Depuis » Boire « , il y a vingt ans déjà, les mots – subtiles écorchures – n’ont cessé de saigner sous la plume aiguisée de Christophe Miossec. Toutes les turpitudes humaines seront passées sous ses fourches caudines, remplissant ses vers et nous abreuvant de sa poésie scandée.
Au Moloco, entouré de cinq musiciens hors pair, c’est avec beaucoup d’élégance qu’une fois encore, il nous aura emporté avec lui.
Chapeau vissé sur la tête, les yeux souvent mi-clos, on pourrait aujourd’hui lui prêter sans doute l’envie de se protéger un peu plus qu’autrefois. Ce serait sans compter sur sa générosité qui le ramène irrémédiablement à nous. Lorsque le regard de Miossec prend la lumière, c’est la salle entière qui chavire avec lui. Le public ne s’y trompe pas, convaincu de la qualité de l’instant et du plaisir ultime de voir sur scène un artiste d’une intensité rare.
Car Miossec est unique.

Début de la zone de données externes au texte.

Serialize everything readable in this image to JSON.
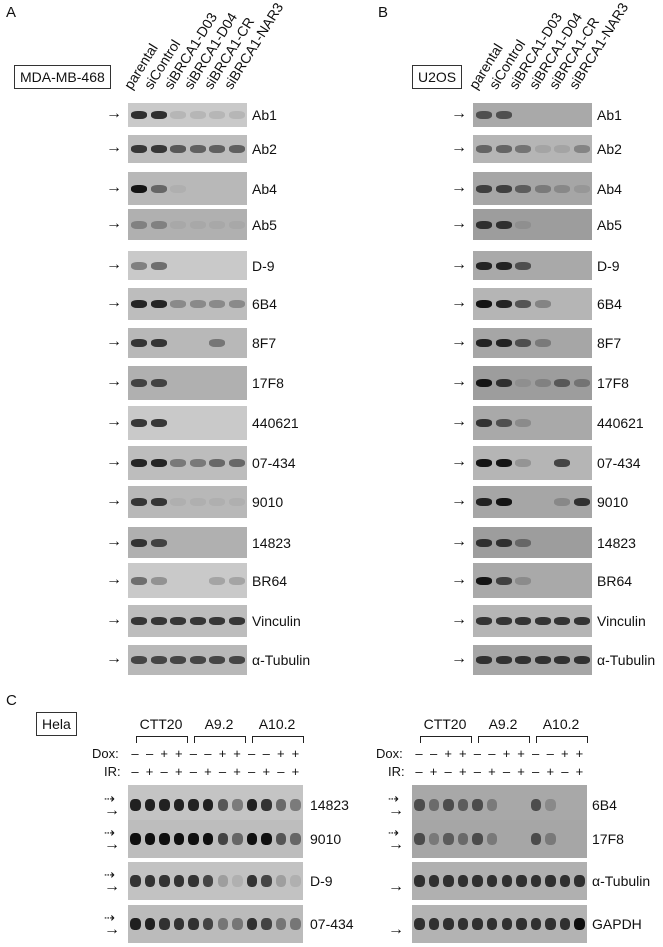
{
  "panelA": {
    "letter": "A",
    "cell_line": "MDA-MB-468",
    "lanes": [
      "parental",
      "siControl",
      "siBRCA1-D03",
      "siBRCA1-D04",
      "siBRCA1-CR",
      "siBRCA1-NAR3"
    ],
    "blots": [
      {
        "label": "Ab1",
        "band": [
          0.85,
          0.85,
          0.1,
          0.1,
          0.1,
          0.1
        ]
      },
      {
        "label": "Ab2",
        "band": [
          0.8,
          0.8,
          0.6,
          0.55,
          0.55,
          0.55
        ]
      },
      {
        "label": "Ab4",
        "band": [
          1,
          0.5,
          0.05,
          0,
          0,
          0
        ]
      },
      {
        "label": "Ab5",
        "band": [
          0.3,
          0.3,
          0.05,
          0.05,
          0.05,
          0.05
        ]
      },
      {
        "label": "D-9",
        "band": [
          0.4,
          0.5,
          0,
          0,
          0,
          0
        ]
      },
      {
        "label": "6B4",
        "band": [
          0.9,
          0.9,
          0.3,
          0.3,
          0.3,
          0.3
        ]
      },
      {
        "label": "8F7",
        "band": [
          0.8,
          0.8,
          0,
          0,
          0.4,
          0
        ]
      },
      {
        "label": "17F8",
        "band": [
          0.7,
          0.7,
          0,
          0,
          0,
          0
        ]
      },
      {
        "label": "440621",
        "band": [
          0.8,
          0.8,
          0,
          0,
          0,
          0
        ]
      },
      {
        "label": "07-434",
        "band": [
          0.9,
          0.9,
          0.4,
          0.4,
          0.5,
          0.5
        ]
      },
      {
        "label": "9010",
        "band": [
          0.8,
          0.8,
          0.05,
          0.05,
          0.05,
          0.05
        ]
      },
      {
        "label": "14823",
        "band": [
          0.8,
          0.7,
          0,
          0,
          0,
          0
        ]
      },
      {
        "label": "BR64",
        "band": [
          0.5,
          0.3,
          0,
          0,
          0.2,
          0.2
        ]
      },
      {
        "label": "Vinculin",
        "band": [
          0.8,
          0.8,
          0.8,
          0.8,
          0.8,
          0.8
        ]
      },
      {
        "label": "α-Tubulin",
        "band": [
          0.7,
          0.7,
          0.7,
          0.7,
          0.7,
          0.7
        ]
      }
    ]
  },
  "panelB": {
    "letter": "B",
    "cell_line": "U2OS",
    "lanes": [
      "parental",
      "siControl",
      "siBRCA1-D03",
      "siBRCA1-D04",
      "siBRCA1-CR",
      "siBRCA1-NAR3"
    ],
    "blots": [
      {
        "label": "Ab1",
        "band": [
          0.6,
          0.6,
          0,
          0,
          0,
          0
        ]
      },
      {
        "label": "Ab2",
        "band": [
          0.5,
          0.5,
          0.4,
          0.1,
          0.1,
          0.3
        ]
      },
      {
        "label": "Ab4",
        "band": [
          0.7,
          0.7,
          0.5,
          0.3,
          0.2,
          0.1
        ]
      },
      {
        "label": "Ab5",
        "band": [
          0.8,
          0.8,
          0.1,
          0,
          0,
          0
        ]
      },
      {
        "label": "D-9",
        "band": [
          0.9,
          0.9,
          0.6,
          0,
          0,
          0
        ]
      },
      {
        "label": "6B4",
        "band": [
          1,
          0.9,
          0.6,
          0.3,
          0,
          0
        ]
      },
      {
        "label": "8F7",
        "band": [
          0.9,
          0.9,
          0.6,
          0.3,
          0,
          0
        ]
      },
      {
        "label": "17F8",
        "band": [
          1,
          0.8,
          0.1,
          0.2,
          0.5,
          0.3
        ]
      },
      {
        "label": "440621",
        "band": [
          0.8,
          0.6,
          0.2,
          0,
          0,
          0
        ]
      },
      {
        "label": "07-434",
        "band": [
          1,
          1,
          0.2,
          0,
          0.7,
          0
        ]
      },
      {
        "label": "9010",
        "band": [
          0.9,
          1,
          0,
          0,
          0.2,
          0.8
        ]
      },
      {
        "label": "14823",
        "band": [
          0.8,
          0.8,
          0.4,
          0,
          0,
          0
        ]
      },
      {
        "label": "BR64",
        "band": [
          1,
          0.7,
          0.2,
          0,
          0,
          0
        ]
      },
      {
        "label": "Vinculin",
        "band": [
          0.8,
          0.8,
          0.8,
          0.8,
          0.8,
          0.8
        ]
      },
      {
        "label": "α-Tubulin",
        "band": [
          0.8,
          0.8,
          0.8,
          0.8,
          0.8,
          0.8
        ]
      }
    ]
  },
  "panelC": {
    "letter": "C",
    "cell_line": "Hela",
    "groups": [
      "CTT20",
      "A9.2",
      "A10.2"
    ],
    "dox_label": "Dox:",
    "ir_label": "IR:",
    "dox": [
      "–",
      "–",
      "+",
      "+",
      "–",
      "–",
      "+",
      "+",
      "–",
      "–",
      "+",
      "+"
    ],
    "ir": [
      "–",
      "+",
      "–",
      "+",
      "–",
      "+",
      "–",
      "+",
      "–",
      "+",
      "–",
      "+"
    ],
    "left": [
      {
        "label": "14823",
        "band": [
          0.9,
          0.9,
          0.9,
          0.9,
          0.9,
          0.9,
          0.6,
          0.4,
          0.9,
          0.8,
          0.5,
          0.4
        ]
      },
      {
        "label": "9010",
        "band": [
          1,
          1,
          1,
          1,
          1,
          1,
          0.7,
          0.5,
          1,
          1,
          0.6,
          0.5
        ]
      },
      {
        "label": "D-9",
        "band": [
          0.8,
          0.8,
          0.8,
          0.8,
          0.8,
          0.7,
          0.2,
          0.1,
          0.8,
          0.7,
          0.2,
          0.1
        ]
      },
      {
        "label": "07-434",
        "band": [
          0.9,
          0.9,
          0.8,
          0.8,
          0.8,
          0.7,
          0.4,
          0.4,
          0.8,
          0.7,
          0.4,
          0.4
        ]
      }
    ],
    "right": [
      {
        "label": "6B4",
        "band": [
          0.6,
          0.4,
          0.6,
          0.5,
          0.6,
          0.3,
          0,
          0,
          0.6,
          0.2,
          0,
          0
        ]
      },
      {
        "label": "17F8",
        "band": [
          0.6,
          0.3,
          0.5,
          0.4,
          0.6,
          0.3,
          0,
          0,
          0.6,
          0.3,
          0,
          0
        ]
      },
      {
        "label": "α-Tubulin",
        "band": [
          0.8,
          0.8,
          0.8,
          0.8,
          0.8,
          0.8,
          0.8,
          0.8,
          0.8,
          0.8,
          0.8,
          0.8
        ]
      },
      {
        "label": "GAPDH",
        "band": [
          0.8,
          0.8,
          0.8,
          0.8,
          0.8,
          0.8,
          0.8,
          0.8,
          0.8,
          0.8,
          0.8,
          1
        ]
      }
    ]
  }
}
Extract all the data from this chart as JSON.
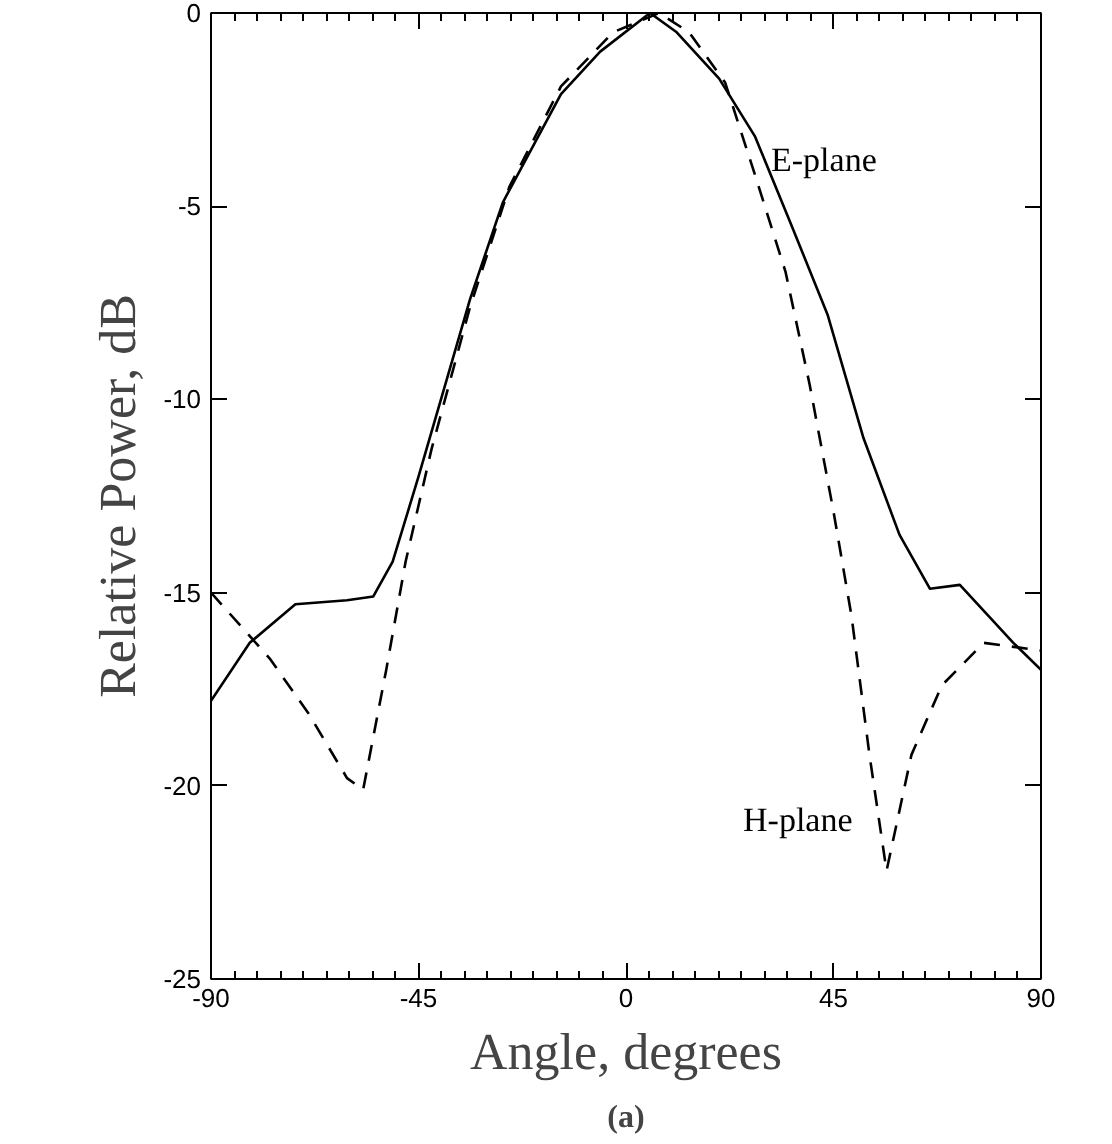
{
  "chart_data": {
    "type": "line",
    "xlabel": "Angle, degrees",
    "ylabel": "Relative Power, dB",
    "xlim": [
      -90,
      90
    ],
    "ylim": [
      -25,
      0
    ],
    "xticks": [
      -90,
      -45,
      0,
      45,
      90
    ],
    "yticks": [
      -25,
      -20,
      -15,
      -10,
      -5,
      0
    ],
    "grid": false,
    "marker": "none",
    "annotations": [
      "(a)"
    ],
    "series": [
      {
        "name": "E-plane",
        "color": "#000000",
        "line_style": "solid",
        "x": [
          -90,
          -81.6,
          -71.7,
          -60.5,
          -54.8,
          -50.6,
          -45,
          -39.4,
          -33.8,
          -26.7,
          -14.1,
          -5.6,
          5.2,
          11,
          20.2,
          28,
          35.9,
          43.7,
          51.5,
          59.3,
          65.9,
          72.4,
          84,
          90
        ],
        "values": [
          -17.8,
          -16.3,
          -15.3,
          -15.2,
          -15.1,
          -14.2,
          -12.0,
          -9.7,
          -7.4,
          -4.9,
          -2.1,
          -1.0,
          0,
          -0.5,
          -1.7,
          -3.2,
          -5.5,
          -7.8,
          -11.0,
          -13.5,
          -14.9,
          -14.8,
          -16.3,
          -17.0
        ]
      },
      {
        "name": "H-plane",
        "color": "#000000",
        "line_style": "dashed",
        "x": [
          -90,
          -77.3,
          -69,
          -60.5,
          -57,
          -52,
          -47.8,
          -42.2,
          -33.8,
          -25.3,
          -14.1,
          -2.8,
          7.2,
          13.7,
          21.5,
          28,
          34.6,
          39.8,
          45,
          48.9,
          52.8,
          56.5,
          61.9,
          68.5,
          77.6,
          90
        ],
        "values": [
          -15.0,
          -16.7,
          -18.1,
          -19.8,
          -20.1,
          -17.0,
          -14.2,
          -11.3,
          -7.6,
          -4.5,
          -1.9,
          -0.5,
          0,
          -0.5,
          -1.8,
          -4.2,
          -6.7,
          -9.6,
          -12.9,
          -15.6,
          -19.2,
          -22.2,
          -19.2,
          -17.4,
          -16.3,
          -16.5
        ]
      }
    ]
  }
}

Personne, aujourd’hui, ne peut venir chercher le Brestois sur les terres d’un quotidien qu’il dépeint avec tant de justesse; ce qu’il a fait ce précieux soir de mars, au détour de plus d’une vingtaine de titres, mêlant subtilement son nouvel album » Ici-bas, Ici même » aux anciennes compositions comme La Fidélité, Regarde un peu la France, Que devient ton poing quand tu tends les doigts, ou encore, Seul ce que j’ai perdu.
Miossec s’amuse de son répertoire et lance » aller encore une chanson joyeuse « . Un téméraire, dans le public, finit par clamer tout haut ce que chacun espère tout bas… La Mélancolie [Qui vous demande qui vous explique Qu’on n’est plus des enfants]. Le verbe de Miossec transporte d’émotion et pourtant on le sent fort, la voix claire, ancrée dans la réalité, les maux enfin asservis par le talent.
Même si, tout proche, gronde encore et pour longtemps le tonnerre de Brest.